Is it true that the Adabraka Calvary Methodist Church is where the most influential, and richest among the Methodist faith in Accra worship God? Mind you anyone who wants to travel outside the country would have to go a few yards away from these Church buildings and get some jabs at the

International Vaccination Centre at the Adabraka Polyclinic. And after the Calvary Methodist Church is the Accra Rehabilitation Centre, where the inmates have shown really that disability is not inability. You would find beautiful woven material and works of art and craft at relatively more affordable price at the Centre, which need more attention from the Employment and Social Welfare agencies. Please, don't look to the left, else you'll find the overgrown bushes on top of a supposedly storey-building that shield the Young Women Christian Association and the Public Records and Archives Department.

You are at a T-Junction and a turn to the right on the first class road to the Ridge Hospital. Look behind the road and you would find the walls, shielded by structures of food vendors.

Yes, you are at the Psychiatric Hospital, which Prof Ayi Kwei Armah in his political satire of post independent Ghana, the "Fragments", called the Craze-House.

This Craze-House is where Ghana's celebrated film director Ekow Ansah, shot the last scene in his award winning "Love Brewed in African Pot."

A form of "royal household", there are 1,300 inmates in this "Castle" and a third of them have reigned, been on admission for about 30 years.
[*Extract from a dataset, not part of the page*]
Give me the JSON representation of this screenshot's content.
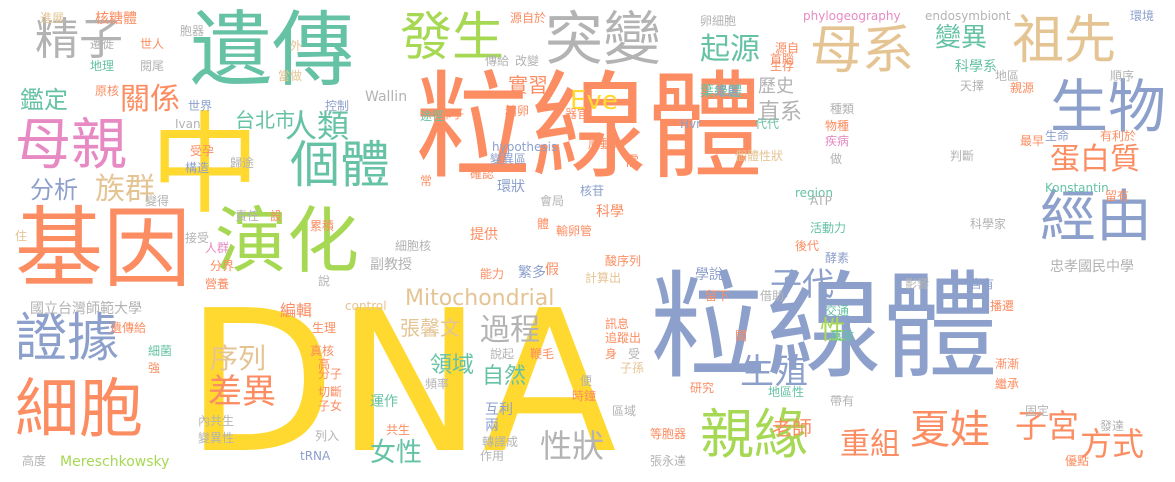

Ms Ethel Lartey, Deputy Director of Nursing, said the Hospital authorities have had difficulties tracking the relations of these patients, because most of the addresses were wrong. Although most of the patients have been treated of their illnesses, in some cases the patients' relatives have refused to visit them or to accept them back into their homes.

Because of stigmatisation associated with mental illness, even the few patients, who could have been discharged to live with their relatives and friends or in the community, have been reluctant to leave the hospital.

The result is that the patients continued to be a burden on the hospital budget, but Ms Lartey added that the Government had been very supportive of the Psychiatric Hospital in its current circumstances by providing funding for the drugs needed to treat patients. A lot more, however, needs to be done, since the hospital relied increasingly on charitable and benevolent organizations to meet it operational cost.

Also currently, the Nurse-Patient ratio is 1:130, against the recommended ratio of 1:4. This is because of the constant resignation of nurses from the Psychiatric Hospital due to the unbearable pressures of work

Entertainment facilities like ludo, television sets, and volleyball sets needed in the rehabilitation of the inmates are lacking but they appeared not to be bothered they welcome visitors happily to their rooms.

So why not make a stop over at the Psychiatric Hospital, when travelling from Tema station on the Barnes Road to the Kwame Nkrumah Circle to visit our poor brothers and sisters, and contribute your widow's mite to put smiles on their faces?

Some missed cupid's arrow while others just blew up trying to think the unthinkable or doing that which must not be done. The Craze-House is full of tales that may never be told.